Clinical Presentation
The patient is a 21-year-old man who has had intermittent severe low back pain for 2 years. Pain began immediately after lifting a heavy object. Patient has not been completely pain free for 2 years. Presented with low back pain; the reported visual analog scale (VAS) was 6/10 with pain medication (hydrocodone 4 times daily), and VAS was reported to be 9/10 with no pain medication. Physical therapy, vertebral axial decompression (VAX-D) therapy, and three epidural steroid injections did not relieve the pain. The patient had been told he had an incidental cyst in the L3 vertebral body that required no therapy.
Imaging Presentation
Computed tomography (CT) reveals a small Schmorl’s node at the superior endplate of L2 and a large cystlike Schmorl’s node in the superior portion of the L3 vertebral body ( Fig. 64-1 ) . A rim of sclerosis is seen adjacent to both Schmorl’s nodes. On T1-weighted images ( Fig. 64-2 ) , zones of variable signal intensity surround the nodes. T2-weighted magnetic resonance (MR) images ( Fig. 64-3 ) show a fluid-level within the large cystic Schmorl’s node, with surrounding marrow edema. A peripheral rim of contrast enhancement surrounds the larger Schmorl’s node, whereas the smaller Schmorl’s node enhances centrally ( Fig. 64-4 ) .
Clinical Course
Both the small L2 and larger L3 Schmorl’s nodes were proved to be major low back pain generators by discography. During discographic injection, the patient reported intense back pain precisely when the intradiscal contrast agent entered the Schmorl’s node ( Fig. 64-5 ) . The cystic L3 Schmorl’s node was treated by a transpedicular injection of 2 mL of methylmethacrylate cement directly into and around the cystic cavity. The L2 Schmorl’s node was treated 3 months later using a transpedicular approach to inject cement into the marrow substance adjacent to the node. The patient’s pain level 3 weeks after treatment was VAS = 2/10 with no pain medication.
Discussion
Schmorl’s nodes represent focal protrusions or herniations of the intervertebral disc through the vertebral endplate. This localized vertebral endplate deformity was first described by the German pathologist Christian G. Schmorl in 1927. Schmorl’s nodes may occur in either the inferior or superior endplate, although the inferior endplate is said to be a more common site. They reportedly occur more frequently in males and more commonly near the thoracolumbar junction. The “classic” Schmorl’s occurs in the middle one third of the vertebral endplate and is most commonly located slightly posterior to the central axis of the vertebral endplate ( Fig. 64-6 ) . The typical Schmorl’s node occurs near the midline, but paramidline locations are also common. Over time, the usage of the term Schmorl’s node has expanded in scope and now is used to describe nearly any endplate depression, focal or diffuse, regardless of location.

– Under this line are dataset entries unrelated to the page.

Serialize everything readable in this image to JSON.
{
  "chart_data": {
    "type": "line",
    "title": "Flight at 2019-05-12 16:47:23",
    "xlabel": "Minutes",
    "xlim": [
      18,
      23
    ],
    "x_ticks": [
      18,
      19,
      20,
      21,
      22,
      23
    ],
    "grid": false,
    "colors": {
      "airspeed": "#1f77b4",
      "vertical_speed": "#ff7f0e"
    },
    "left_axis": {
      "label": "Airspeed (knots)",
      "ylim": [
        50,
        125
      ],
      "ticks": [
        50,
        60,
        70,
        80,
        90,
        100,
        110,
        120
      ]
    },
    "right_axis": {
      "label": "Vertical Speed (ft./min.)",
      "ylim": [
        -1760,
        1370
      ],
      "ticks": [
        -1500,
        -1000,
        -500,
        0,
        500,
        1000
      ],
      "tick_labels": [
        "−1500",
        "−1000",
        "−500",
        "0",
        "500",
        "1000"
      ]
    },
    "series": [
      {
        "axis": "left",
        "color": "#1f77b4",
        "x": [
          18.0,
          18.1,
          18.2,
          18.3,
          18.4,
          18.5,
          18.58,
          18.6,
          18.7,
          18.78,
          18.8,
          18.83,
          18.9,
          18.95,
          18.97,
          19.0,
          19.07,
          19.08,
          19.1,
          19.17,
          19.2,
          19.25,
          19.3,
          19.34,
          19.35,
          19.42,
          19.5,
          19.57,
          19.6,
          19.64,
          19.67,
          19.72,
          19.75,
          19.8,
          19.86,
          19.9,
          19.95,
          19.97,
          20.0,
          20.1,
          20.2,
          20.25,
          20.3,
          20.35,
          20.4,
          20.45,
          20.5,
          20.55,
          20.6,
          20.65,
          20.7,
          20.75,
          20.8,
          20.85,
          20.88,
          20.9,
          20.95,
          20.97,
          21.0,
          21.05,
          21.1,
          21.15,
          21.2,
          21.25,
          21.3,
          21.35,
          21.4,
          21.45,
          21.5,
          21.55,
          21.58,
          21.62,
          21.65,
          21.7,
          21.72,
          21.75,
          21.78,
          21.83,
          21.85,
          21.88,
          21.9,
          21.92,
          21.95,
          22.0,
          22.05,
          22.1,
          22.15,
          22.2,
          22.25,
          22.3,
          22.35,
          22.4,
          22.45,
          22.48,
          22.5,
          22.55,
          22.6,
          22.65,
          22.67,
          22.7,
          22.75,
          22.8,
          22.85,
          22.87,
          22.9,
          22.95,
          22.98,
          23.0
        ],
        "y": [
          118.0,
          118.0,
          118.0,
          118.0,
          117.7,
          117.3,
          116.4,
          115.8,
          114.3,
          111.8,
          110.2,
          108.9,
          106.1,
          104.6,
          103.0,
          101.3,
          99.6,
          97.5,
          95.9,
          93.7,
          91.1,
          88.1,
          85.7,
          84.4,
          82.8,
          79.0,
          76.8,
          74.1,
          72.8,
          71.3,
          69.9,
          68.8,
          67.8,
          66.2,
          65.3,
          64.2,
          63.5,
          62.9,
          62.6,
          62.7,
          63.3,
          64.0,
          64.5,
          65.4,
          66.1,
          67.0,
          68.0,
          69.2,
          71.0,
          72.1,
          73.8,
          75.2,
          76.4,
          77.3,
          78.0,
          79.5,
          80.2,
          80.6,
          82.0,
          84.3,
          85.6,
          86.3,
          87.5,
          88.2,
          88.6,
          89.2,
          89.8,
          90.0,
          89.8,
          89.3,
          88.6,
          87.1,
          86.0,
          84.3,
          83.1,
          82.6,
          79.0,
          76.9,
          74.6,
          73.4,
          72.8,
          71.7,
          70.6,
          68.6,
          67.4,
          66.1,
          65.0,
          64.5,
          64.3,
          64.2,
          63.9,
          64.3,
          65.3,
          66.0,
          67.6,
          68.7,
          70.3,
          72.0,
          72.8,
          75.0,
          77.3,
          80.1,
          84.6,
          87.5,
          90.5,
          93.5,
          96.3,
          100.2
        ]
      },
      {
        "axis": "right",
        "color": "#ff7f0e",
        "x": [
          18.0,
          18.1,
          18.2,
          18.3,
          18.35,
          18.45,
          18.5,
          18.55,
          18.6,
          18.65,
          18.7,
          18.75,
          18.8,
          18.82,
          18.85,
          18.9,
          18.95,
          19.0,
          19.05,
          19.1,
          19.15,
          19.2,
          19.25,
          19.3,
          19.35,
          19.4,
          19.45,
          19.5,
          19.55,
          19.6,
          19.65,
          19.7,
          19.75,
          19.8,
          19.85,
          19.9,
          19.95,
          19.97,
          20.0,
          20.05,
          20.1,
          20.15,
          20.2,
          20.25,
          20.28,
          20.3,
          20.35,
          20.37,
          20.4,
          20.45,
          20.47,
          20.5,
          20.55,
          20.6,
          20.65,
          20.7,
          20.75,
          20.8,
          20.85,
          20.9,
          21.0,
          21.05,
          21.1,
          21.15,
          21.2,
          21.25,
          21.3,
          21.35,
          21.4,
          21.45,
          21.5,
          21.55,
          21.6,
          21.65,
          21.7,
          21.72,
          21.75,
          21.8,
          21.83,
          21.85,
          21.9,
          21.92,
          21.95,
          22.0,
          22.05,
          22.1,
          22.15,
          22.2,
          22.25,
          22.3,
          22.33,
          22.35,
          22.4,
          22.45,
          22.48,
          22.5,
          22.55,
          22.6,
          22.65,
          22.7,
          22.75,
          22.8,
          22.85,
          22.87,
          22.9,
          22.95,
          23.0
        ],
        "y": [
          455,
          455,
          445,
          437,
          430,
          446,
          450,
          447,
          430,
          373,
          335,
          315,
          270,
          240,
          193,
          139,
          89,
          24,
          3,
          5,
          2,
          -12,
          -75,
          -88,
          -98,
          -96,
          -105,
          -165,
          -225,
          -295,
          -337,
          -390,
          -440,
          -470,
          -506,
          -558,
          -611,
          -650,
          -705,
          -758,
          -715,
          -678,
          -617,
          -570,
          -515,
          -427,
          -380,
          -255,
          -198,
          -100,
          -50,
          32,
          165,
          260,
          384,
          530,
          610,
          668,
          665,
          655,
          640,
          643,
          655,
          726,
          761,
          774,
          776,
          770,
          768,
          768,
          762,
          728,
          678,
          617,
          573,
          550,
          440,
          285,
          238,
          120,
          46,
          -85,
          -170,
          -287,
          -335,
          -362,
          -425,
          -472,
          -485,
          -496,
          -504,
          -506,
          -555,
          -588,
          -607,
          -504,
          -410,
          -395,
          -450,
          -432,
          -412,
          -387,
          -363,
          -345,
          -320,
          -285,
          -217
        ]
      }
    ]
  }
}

The pathogenesis of the Schmorl’s node remains controversial. Schmorl’s nodes may be idiopathic, developmental, or acquired. The etiology of so-called idiopathic and developmental Schmorl’s nodes are likely the same, probably arising from some preexisting endplate deformity, anomaly, or subchondral osteonecrosis (ischemic necrosis) that weakens the endplate, predisposing it to herniation of the nucleus pulposus through the endplate. These endplate anomalies can be small ossifications, pits, or defects that arise where endplate vascular or nutrient channels exist or once existed. The nucleus pulposus is a remnant of the notochord.
Incomplete notochordal regression may also leave behind endplate defects, which are typically midline and slightly posterior to the central axis of the vertebral body. Such congenital Schmorl’s nodes can be seen on images early in life as isolated or multiple vertebral endplate defects adjacent to the nucleus and may be associated with abnormally shaped vertebral bodies ( Fig. 64-7 ) . Scheuermann-type vertebrae (juvenile kyphosis) may have Schmorl’s nodes along their vertebral endplates, usually located anteriorly. The limbus vertebra, rarely seen in children but not uncommonly seen in adults, is thought to result from herniation of the nucleus pulposus through the ring apophysis prior to fusion, resulting in an isolated anterior ring apophyseal fragment.